横浜・副読本「虐殺」を削除――朝鮮人「殺害」に
2013年7月9日4:17PM
横浜市は、市立中学校の今年度版副読本『わかるヨコハマ』から関東大震災における朝鮮人の「虐殺」という表記を削除した。
副読本は二〇〇九年度から一一年度まで、「自警団の中に朝鮮人を殺害する行為に走るものがいた」といった記述だった。昨年度から「軍隊や警察、在郷軍人会や青年会を母体として組織されていた自警団などは朝鮮人に対する迫害と虐殺を行い」と改訂されている。

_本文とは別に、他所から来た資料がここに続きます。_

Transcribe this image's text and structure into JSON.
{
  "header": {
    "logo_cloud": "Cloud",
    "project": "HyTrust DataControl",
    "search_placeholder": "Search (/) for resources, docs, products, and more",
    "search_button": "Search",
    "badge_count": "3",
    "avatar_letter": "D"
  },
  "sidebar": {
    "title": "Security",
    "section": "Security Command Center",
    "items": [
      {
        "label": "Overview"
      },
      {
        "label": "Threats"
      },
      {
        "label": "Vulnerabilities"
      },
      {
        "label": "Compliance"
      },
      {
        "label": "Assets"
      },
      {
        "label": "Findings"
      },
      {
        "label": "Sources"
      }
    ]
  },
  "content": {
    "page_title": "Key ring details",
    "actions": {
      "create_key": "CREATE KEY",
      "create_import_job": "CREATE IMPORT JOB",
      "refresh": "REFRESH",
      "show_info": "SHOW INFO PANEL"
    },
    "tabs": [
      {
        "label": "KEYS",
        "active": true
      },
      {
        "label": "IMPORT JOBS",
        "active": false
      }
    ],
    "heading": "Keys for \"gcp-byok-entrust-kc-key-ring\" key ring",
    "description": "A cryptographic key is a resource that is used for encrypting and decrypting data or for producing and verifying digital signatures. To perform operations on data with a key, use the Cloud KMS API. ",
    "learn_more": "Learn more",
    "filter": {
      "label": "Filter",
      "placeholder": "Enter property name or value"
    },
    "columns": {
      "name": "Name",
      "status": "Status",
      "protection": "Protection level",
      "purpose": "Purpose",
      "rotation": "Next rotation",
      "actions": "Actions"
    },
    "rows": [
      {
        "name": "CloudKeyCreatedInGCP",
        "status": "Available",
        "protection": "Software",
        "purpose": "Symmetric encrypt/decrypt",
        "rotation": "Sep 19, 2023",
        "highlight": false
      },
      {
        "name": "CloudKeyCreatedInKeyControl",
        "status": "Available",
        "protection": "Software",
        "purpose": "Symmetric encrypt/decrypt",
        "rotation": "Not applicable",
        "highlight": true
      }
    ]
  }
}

ところが一二年六月二五日付の『産経新聞』が一面で「横浜市教委 書き換え」というタイトルで、「議論がある」部分を改訂したなどと批判。七月には自民党の横山正人市議が市議会で「『虐殺』という表現は中学生の副読本にふさわしくない」と攻撃し、山田巧前教育長もこれを認めて、「誤解を招きかねない」と、再改訂を確約した。
このため市民団体の「歴史を学ぶ市民の会・横浜」は昨年一一月、「どの部分が誤解を招くのか」等について回答を求める公開質問状を提出。ところが今年一月になって市教委が発表した回答文にはこうした質問について答えず、「愛国心教育を大切にする」といった抽象的内容に終始し、今年度の副読本の記述についても「在郷軍人会や青年会を母体として組織されていた自警団の中に、朝鮮人や中国人を殺害する行為に走るものがいた」と再改訂したもの。昨年度の副読本は、五月に市が回収した。
これについて、「歴史を学ぶ市民の会・神奈川」の神谷幸男さんは、「自民党や歴史修正主義者にとって、当時の軍・警察の行為を単なる『殺害』より『虐殺』とより強く表現すると面白くないのだろう。特に自民党が改憲草案で自衛隊を『国防軍』と格上げしようと狙っている昨今、軍隊のイメージを落とすような記述に敏感となっているのではないか」と語っている。